Donna Bowman from The A.V. Club compared "Halloween" to the highly praised episode "Fizbo", saying ""Halloween" reminded me very much of season one’s 'Fizbo', especially in the chaotic climax where everyone contributes their particular insecurity or neurosis." The A.V. Club later named it, along with "Fifteen Percent" and "Truth Be Told", the best 2010 episodes of Modern Family.

James Poniewozik of Time gave the episode a positive review calling it "fine", but not his "favorite". He named Gloria's storyline his favorite, saying "Sofia Vergara's exaggerated, passive-aggressive American accent was brilliant".

Joel Keller of TV Squad praised the development of Claire, and felt that her "losing it" helped "soften her character."

Joye Eng of TV Guide named Gloria's storyline the best moment of the week the episode premiered.
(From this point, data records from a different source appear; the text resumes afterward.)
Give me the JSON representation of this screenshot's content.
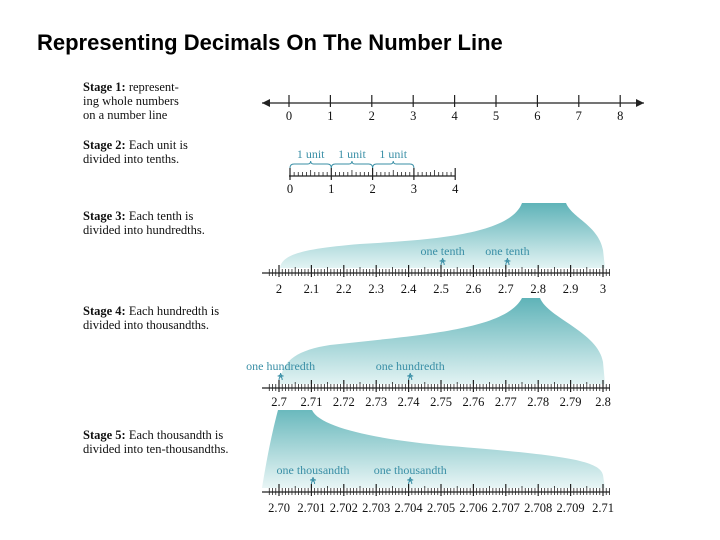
{
  "title": "Representing Decimals On The Number Line",
  "stages": [
    {
      "heading": "Stage 1:",
      "lines": [
        "represent-",
        "ing whole numbers",
        "on a number line"
      ]
    },
    {
      "heading": "Stage 2:",
      "lines": [
        "Each unit is",
        "divided into tenths."
      ]
    },
    {
      "heading": "Stage 3:",
      "lines": [
        "Each tenth is",
        "divided into hundredths."
      ]
    },
    {
      "heading": "Stage 4:",
      "lines": [
        "Each hundredth is",
        "divided into thousandths."
      ]
    },
    {
      "heading": "Stage 5:",
      "lines": [
        "Each thousandth is",
        "divided into ten-thousandths."
      ]
    }
  ],
  "lines": [
    {
      "labels": [
        "0",
        "1",
        "2",
        "3",
        "4",
        "5",
        "6",
        "7",
        "8"
      ]
    },
    {
      "labels": [
        "0",
        "1",
        "2",
        "3",
        "4"
      ],
      "brace_label": "1 unit"
    },
    {
      "labels": [
        "2",
        "2.1",
        "2.2",
        "2.3",
        "2.4",
        "2.5",
        "2.6",
        "2.7",
        "2.8",
        "2.9",
        "3"
      ],
      "brace_label": "one tenth"
    },
    {
      "labels": [
        "2.7",
        "2.71",
        "2.72",
        "2.73",
        "2.74",
        "2.75",
        "2.76",
        "2.77",
        "2.78",
        "2.79",
        "2.8"
      ],
      "brace_label": "one hundredth"
    },
    {
      "labels": [
        "2.70",
        "2.701",
        "2.702",
        "2.703",
        "2.704",
        "2.705",
        "2.706",
        "2.707",
        "2.708",
        "2.709",
        "2.71"
      ],
      "brace_label": "one thousandth"
    }
  ],
  "colors": {
    "fill": "#7cc3c8",
    "line": "#222222",
    "label": "#3a8fa6"
  }
}
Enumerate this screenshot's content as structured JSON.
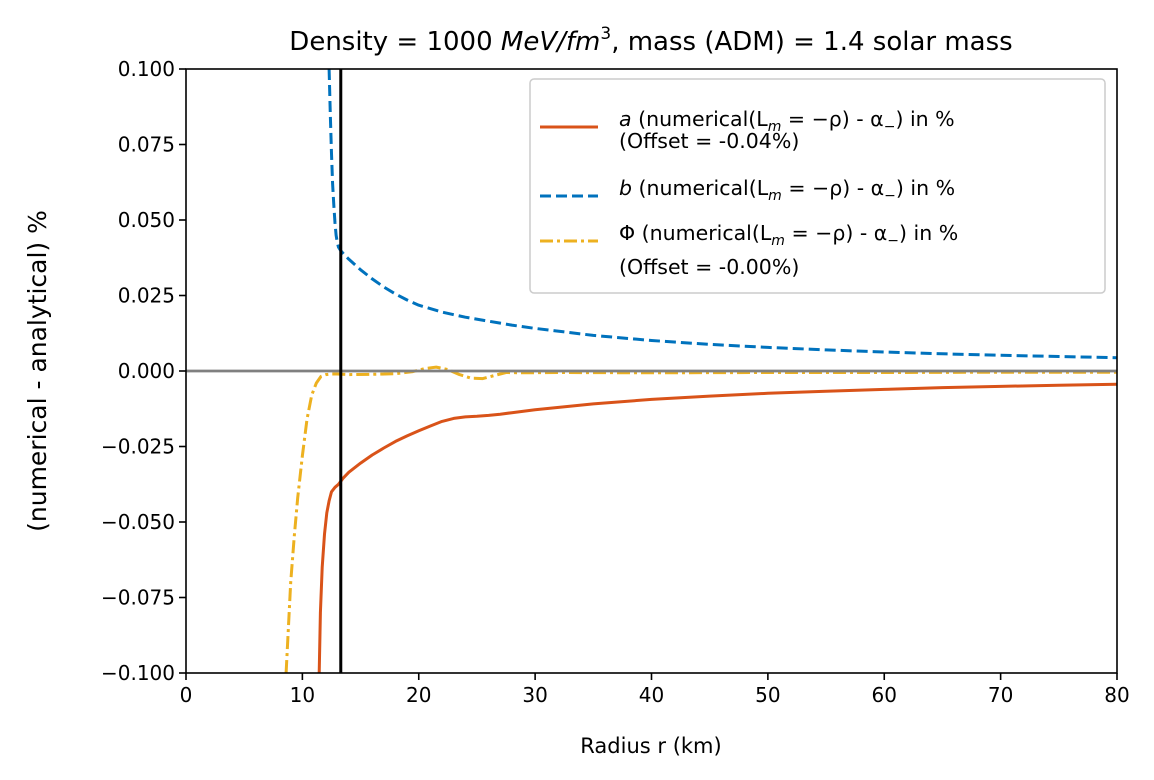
{
  "chart_data": {
    "type": "line",
    "title": {
      "prefix": "Density = 1000 ",
      "unit_math": "MeV/fm",
      "unit_exponent": "3",
      "suffix": ", mass (ADM) = 1.4 solar mass"
    },
    "xlabel": "Radius r (km)",
    "ylabel": "(numerical - analytical) %",
    "xlim": [
      0,
      80
    ],
    "ylim": [
      -0.1,
      0.1
    ],
    "x_ticks": [
      0,
      10,
      20,
      30,
      40,
      50,
      60,
      70,
      80
    ],
    "x_tick_labels": [
      "0",
      "10",
      "20",
      "30",
      "40",
      "50",
      "60",
      "70",
      "80"
    ],
    "y_ticks": [
      0.1,
      0.075,
      0.05,
      0.025,
      0.0,
      -0.025,
      -0.05,
      -0.075,
      -0.1
    ],
    "y_tick_labels": [
      "0.100",
      "0.075",
      "0.050",
      "0.025",
      "0.000",
      "−0.025",
      "−0.050",
      "−0.075",
      "−0.100"
    ],
    "grid": false,
    "legend_position": "top-right",
    "reference_lines": [
      {
        "name": "zero-line",
        "orientation": "horizontal",
        "value": 0.0,
        "color": "#808080"
      },
      {
        "name": "star-surface",
        "orientation": "vertical",
        "value": 13.3,
        "color": "#000000"
      }
    ],
    "series": [
      {
        "name": "a",
        "style": "solid",
        "color": "#d95319",
        "legend": {
          "symbol": "a",
          "text": " (numerical(L",
          "sub_m": "m",
          "eq": " = −ρ) - α",
          "sub_minus": "−",
          "tail": ") in %",
          "line2": "(Offset = -0.04%)"
        },
        "x": [
          11.45,
          11.55,
          11.7,
          11.9,
          12.1,
          12.3,
          12.5,
          12.8,
          13.1,
          13.5,
          14.0,
          15.0,
          16.0,
          17.0,
          18.0,
          19.0,
          20.0,
          21.0,
          22.0,
          23.0,
          24.0,
          25.0,
          26.0,
          27.0,
          28.0,
          30.0,
          35.0,
          40.0,
          45.0,
          50.0,
          55.0,
          60.0,
          65.0,
          70.0,
          75.0,
          80.0
        ],
        "values": [
          -0.1,
          -0.08,
          -0.065,
          -0.054,
          -0.047,
          -0.043,
          -0.04,
          -0.0385,
          -0.0375,
          -0.0355,
          -0.0335,
          -0.0305,
          -0.0278,
          -0.0255,
          -0.0233,
          -0.0215,
          -0.0198,
          -0.0182,
          -0.0167,
          -0.0157,
          -0.0152,
          -0.015,
          -0.0147,
          -0.0143,
          -0.0138,
          -0.0128,
          -0.0109,
          -0.0094,
          -0.0083,
          -0.0074,
          -0.0067,
          -0.0061,
          -0.0055,
          -0.0051,
          -0.0047,
          -0.0044
        ]
      },
      {
        "name": "b",
        "style": "dashed",
        "color": "#0072bd",
        "legend": {
          "symbol": "b",
          "text": " (numerical(L",
          "sub_m": "m",
          "eq": " = −ρ) - α",
          "sub_minus": "−",
          "tail": ") in %",
          "line2": ""
        },
        "x": [
          12.3,
          12.4,
          12.5,
          12.6,
          12.7,
          12.8,
          12.9,
          13.0,
          13.1,
          13.3,
          13.6,
          14.0,
          15.0,
          16.0,
          17.0,
          18.0,
          19.0,
          20.0,
          22.0,
          24.0,
          26.0,
          28.0,
          30.0,
          35.0,
          40.0,
          45.0,
          50.0,
          55.0,
          60.0,
          65.0,
          70.0,
          75.0,
          80.0
        ],
        "values": [
          0.1,
          0.085,
          0.072,
          0.062,
          0.055,
          0.049,
          0.045,
          0.0425,
          0.041,
          0.0398,
          0.0385,
          0.037,
          0.0335,
          0.0305,
          0.0278,
          0.0255,
          0.0235,
          0.0218,
          0.0195,
          0.0178,
          0.0165,
          0.0152,
          0.0141,
          0.0118,
          0.0101,
          0.0088,
          0.0078,
          0.007,
          0.0063,
          0.0057,
          0.0052,
          0.0048,
          0.0044
        ]
      },
      {
        "name": "Phi",
        "style": "dashdot",
        "color": "#edb120",
        "legend": {
          "symbol": "Φ",
          "text": " (numerical(L",
          "sub_m": "m",
          "eq": " = −ρ) - α",
          "sub_minus": "−",
          "tail": ") in %",
          "line2": "(Offset = -0.00%)"
        },
        "x": [
          8.6,
          8.8,
          9.0,
          9.3,
          9.6,
          10.0,
          10.4,
          10.8,
          11.2,
          11.6,
          12.0,
          12.5,
          13.0,
          14.0,
          16.0,
          18.0,
          19.5,
          20.5,
          21.5,
          22.5,
          23.5,
          24.5,
          25.5,
          26.5,
          27.5,
          29.0,
          32.0,
          40.0,
          50.0,
          60.0,
          70.0,
          80.0
        ],
        "values": [
          -0.1,
          -0.085,
          -0.07,
          -0.055,
          -0.042,
          -0.028,
          -0.016,
          -0.008,
          -0.004,
          -0.0018,
          -0.0012,
          -0.001,
          -0.001,
          -0.0012,
          -0.0011,
          -0.0009,
          -0.0002,
          0.0008,
          0.0013,
          0.0005,
          -0.0012,
          -0.0024,
          -0.0025,
          -0.0015,
          -0.0005,
          -0.0006,
          -0.0005,
          -0.0006,
          -0.0005,
          -0.0005,
          -0.0004,
          -0.0004
        ]
      }
    ]
  }
}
She named Gloria's "reaction shot when he inevitably unwraps a package of tiny Jesus figurines" and "Sofia Vergara's version of a typical American accent" the most "fun". Kara Klenc of the same website called it a "great episode". It was later named it the eleventh best television episode of 2010 by the website.

On the other hand, Michael Slezak of Entertainment Weekly gave the episode a negative review. He wrote: "The unimaginatively titled "Halloween" was probably the least hilarious installment to date of Modern Family's second season". He also criticized the ending to Cameron's story, saying "while I expected the big reveal would leave me howling, when it finally came ('I wet my pants!'), I didn't even crack a smile."

===Awards and nominations===
"Halloween" received several Primetime Emmy Award nominations. The episode was nominated for Outstanding Art Direction for a Single-Camera Series, Outstanding Picture Single-Camera Picture Editing for a Comedy Series, and Outstanding Sound Mixing for a Comedy or Drama Series (Half-Hour) and Animation. The episode eventually won for Outstanding Directing for a Comedy Series for Michael Spiller.

Ferguson, who submitted this episode, was nominated for Outstanding Supporting Actor in a Comedy Series, but lost to co-star Burrell.